DNF. A lot of stupid stuff in here, along with borderline useful (in minority). Warning: the review's going to contain a lot of swearing and a couple of tantrums!
And as for all the supposedly 'fun' stuff, such as this:
Q:
Work Environment: Giggle While You Work 1
Communication: Funny You Should Say That 43
Training: Learning the Fun-damentals 69
Meetings: Having Fun—Wish You Were Here 97
Recognition: Say It with Fun 127
Team Building: How to Create Fun-atics 157
Simple Acts of Fun 183
A Twelve-Step Method to Fun 216 (c)
(!) let me tell you I hate it PASSIONATELY!!!
The gigglers in your open space? All the walkers and talkers and people who chat and drink tea/coffee-smelling crap all the time??? F* them along with the general idea of open space!!!

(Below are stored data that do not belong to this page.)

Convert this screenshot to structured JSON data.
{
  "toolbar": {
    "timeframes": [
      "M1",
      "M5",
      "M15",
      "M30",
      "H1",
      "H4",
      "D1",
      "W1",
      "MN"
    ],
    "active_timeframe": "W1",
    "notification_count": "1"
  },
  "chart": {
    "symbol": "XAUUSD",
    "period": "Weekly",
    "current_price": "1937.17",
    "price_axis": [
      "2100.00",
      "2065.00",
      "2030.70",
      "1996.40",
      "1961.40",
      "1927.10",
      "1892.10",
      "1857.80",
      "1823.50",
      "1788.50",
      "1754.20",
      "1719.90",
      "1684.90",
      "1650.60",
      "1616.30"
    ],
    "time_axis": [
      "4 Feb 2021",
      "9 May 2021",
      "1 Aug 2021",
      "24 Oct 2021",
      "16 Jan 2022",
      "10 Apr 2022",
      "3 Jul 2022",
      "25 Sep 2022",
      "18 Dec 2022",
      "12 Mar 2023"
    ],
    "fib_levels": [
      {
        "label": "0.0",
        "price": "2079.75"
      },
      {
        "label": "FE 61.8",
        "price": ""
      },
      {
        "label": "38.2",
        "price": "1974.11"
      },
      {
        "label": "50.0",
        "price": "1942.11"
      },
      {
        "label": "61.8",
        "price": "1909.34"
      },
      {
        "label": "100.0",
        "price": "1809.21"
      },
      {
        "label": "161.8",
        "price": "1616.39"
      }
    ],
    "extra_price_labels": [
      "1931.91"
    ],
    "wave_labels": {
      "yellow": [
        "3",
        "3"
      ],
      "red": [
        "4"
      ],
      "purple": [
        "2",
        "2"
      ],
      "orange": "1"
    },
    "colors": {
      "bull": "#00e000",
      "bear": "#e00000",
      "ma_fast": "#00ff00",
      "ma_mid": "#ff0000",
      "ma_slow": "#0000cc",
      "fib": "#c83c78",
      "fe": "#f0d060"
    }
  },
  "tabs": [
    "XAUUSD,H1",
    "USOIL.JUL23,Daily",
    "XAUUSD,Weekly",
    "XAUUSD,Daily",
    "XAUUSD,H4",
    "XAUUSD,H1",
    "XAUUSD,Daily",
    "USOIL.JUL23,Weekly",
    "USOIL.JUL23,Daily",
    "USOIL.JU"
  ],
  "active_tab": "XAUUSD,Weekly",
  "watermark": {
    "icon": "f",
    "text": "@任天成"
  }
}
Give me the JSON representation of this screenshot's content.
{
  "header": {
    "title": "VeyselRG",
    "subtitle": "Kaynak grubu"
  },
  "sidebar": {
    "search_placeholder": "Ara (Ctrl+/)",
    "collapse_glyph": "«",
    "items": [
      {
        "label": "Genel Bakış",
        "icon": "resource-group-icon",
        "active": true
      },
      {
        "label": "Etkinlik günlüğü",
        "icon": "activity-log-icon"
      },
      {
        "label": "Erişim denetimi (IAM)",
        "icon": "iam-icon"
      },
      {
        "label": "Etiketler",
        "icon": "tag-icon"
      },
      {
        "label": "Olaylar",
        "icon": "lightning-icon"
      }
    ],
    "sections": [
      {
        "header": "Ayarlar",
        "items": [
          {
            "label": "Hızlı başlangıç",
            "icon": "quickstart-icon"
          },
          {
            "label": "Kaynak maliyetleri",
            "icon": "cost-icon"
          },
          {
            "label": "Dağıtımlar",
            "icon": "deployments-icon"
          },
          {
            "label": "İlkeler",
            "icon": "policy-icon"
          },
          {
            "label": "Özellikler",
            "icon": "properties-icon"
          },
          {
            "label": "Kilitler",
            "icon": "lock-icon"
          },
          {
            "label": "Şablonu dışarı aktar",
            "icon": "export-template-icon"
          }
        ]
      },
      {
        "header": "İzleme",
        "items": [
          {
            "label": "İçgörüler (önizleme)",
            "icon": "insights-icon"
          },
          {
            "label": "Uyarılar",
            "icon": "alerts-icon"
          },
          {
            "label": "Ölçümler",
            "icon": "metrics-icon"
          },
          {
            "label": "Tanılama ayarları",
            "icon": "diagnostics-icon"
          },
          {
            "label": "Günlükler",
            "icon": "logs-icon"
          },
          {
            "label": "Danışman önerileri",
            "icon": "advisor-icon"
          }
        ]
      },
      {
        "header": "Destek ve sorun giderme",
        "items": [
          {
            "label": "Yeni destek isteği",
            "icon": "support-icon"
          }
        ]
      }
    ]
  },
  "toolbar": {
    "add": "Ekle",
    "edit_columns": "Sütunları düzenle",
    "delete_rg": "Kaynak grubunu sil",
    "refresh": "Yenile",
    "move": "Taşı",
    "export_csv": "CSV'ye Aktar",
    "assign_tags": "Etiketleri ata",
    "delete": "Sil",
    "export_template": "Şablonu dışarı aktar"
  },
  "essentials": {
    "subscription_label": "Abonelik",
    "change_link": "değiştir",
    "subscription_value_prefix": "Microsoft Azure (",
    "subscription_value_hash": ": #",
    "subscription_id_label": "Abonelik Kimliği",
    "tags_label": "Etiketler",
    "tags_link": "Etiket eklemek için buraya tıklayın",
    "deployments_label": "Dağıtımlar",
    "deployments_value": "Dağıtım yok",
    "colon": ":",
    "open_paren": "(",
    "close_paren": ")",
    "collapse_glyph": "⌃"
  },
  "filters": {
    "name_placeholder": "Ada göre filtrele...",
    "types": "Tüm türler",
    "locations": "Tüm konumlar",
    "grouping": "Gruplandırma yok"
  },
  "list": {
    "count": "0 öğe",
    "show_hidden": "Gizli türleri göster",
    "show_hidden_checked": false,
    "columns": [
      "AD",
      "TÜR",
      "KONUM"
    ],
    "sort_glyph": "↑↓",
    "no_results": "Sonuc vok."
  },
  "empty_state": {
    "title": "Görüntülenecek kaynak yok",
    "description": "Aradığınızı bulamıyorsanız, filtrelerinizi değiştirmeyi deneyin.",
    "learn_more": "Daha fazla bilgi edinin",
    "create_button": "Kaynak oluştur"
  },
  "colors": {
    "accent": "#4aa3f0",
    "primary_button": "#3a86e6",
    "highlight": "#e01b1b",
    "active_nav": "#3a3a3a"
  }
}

Team building?! Don't get me started, it's a retarded idea for kids not for mature professionals. While for the younguish employees this may sound like a great way to get to know people twice as old as them (probably making them at home via reminding of their fairly recent kindergarten activities), after 10 years constant team-building gets effing BORING! And I can't even imagine just how deeeply retarded the whole team-building antics must seem to people who have suffered through 30-40-50 years of ongoing climbing trees, doing quests, jumping ropes, playing games, making paper pyramids under the freaking rain, etc etc etc. What the fuck is wrong with our society that we seem to no longer be able to just get acquainted and cooperate with people the regular way? Why to do that I have to first climb some freaking fence, then fly in a helicopter and finally untangle some dreadfully tangled (and probably dirty) ropes with my teeth? I'm not a ninja nor I aspire to become one!
Q:
I am happiest and most productive during the long days of summer, when the sun comes up early and stays up late. Recently, as the seasons began to change, our city experienced a week of dark and rainy days that sent my spirits sagging. One morning during this week, determined not to let the weather affect my attitude, I burst into song. I serenaded the office with a complete rendition of “The Sun Will Come Out Tomorrow” from the musical Annie. (c) The dream serenading coworker.
Q:
Many businesses are promoting a fun and flexible work environment by implementing a shortened work week during slow times of the year. One San Francisco–based company has summer work hours, closing the office at 1:00 p.m. on Fridays from Memorial Day to Labor Day. The free afternoon may be a time when staff members go to a movie together or just have the freedom to get a head start on their weekend. (c) This idea is sane. If it's not compulsory to go wherever the company decided, for example compulsory ice-skating, tree-climbing, other cities, swimming in some freakishly cold sea 3000 km to the North of your resident location, hugging live cockroaches, getting buried in some grave for a couple hours (psychological training, anyone?), walking hot coals...
Q:
Pay for everyone to go to a conference once a year. (c) After reading this I just might become violent. First of all, this is used by almost every frigging company on the market and this proves to be a giant waste of my precious personal time. Which is already in massive shortage! Really, why the hell am I supposed to stay somewhere round the clock (where it's not convenient for me and my family) and not be paid for overtime? The second thing is that occasionally, the employees are supposed to pay their way and stay wherever the company decided and this is extra expences which I (for example) might not choose to make. And the third thing, has anyone ever considered that people have families, including children, which they might have preferred to stay with? This is one of the most popular ill-conceived ideas ever.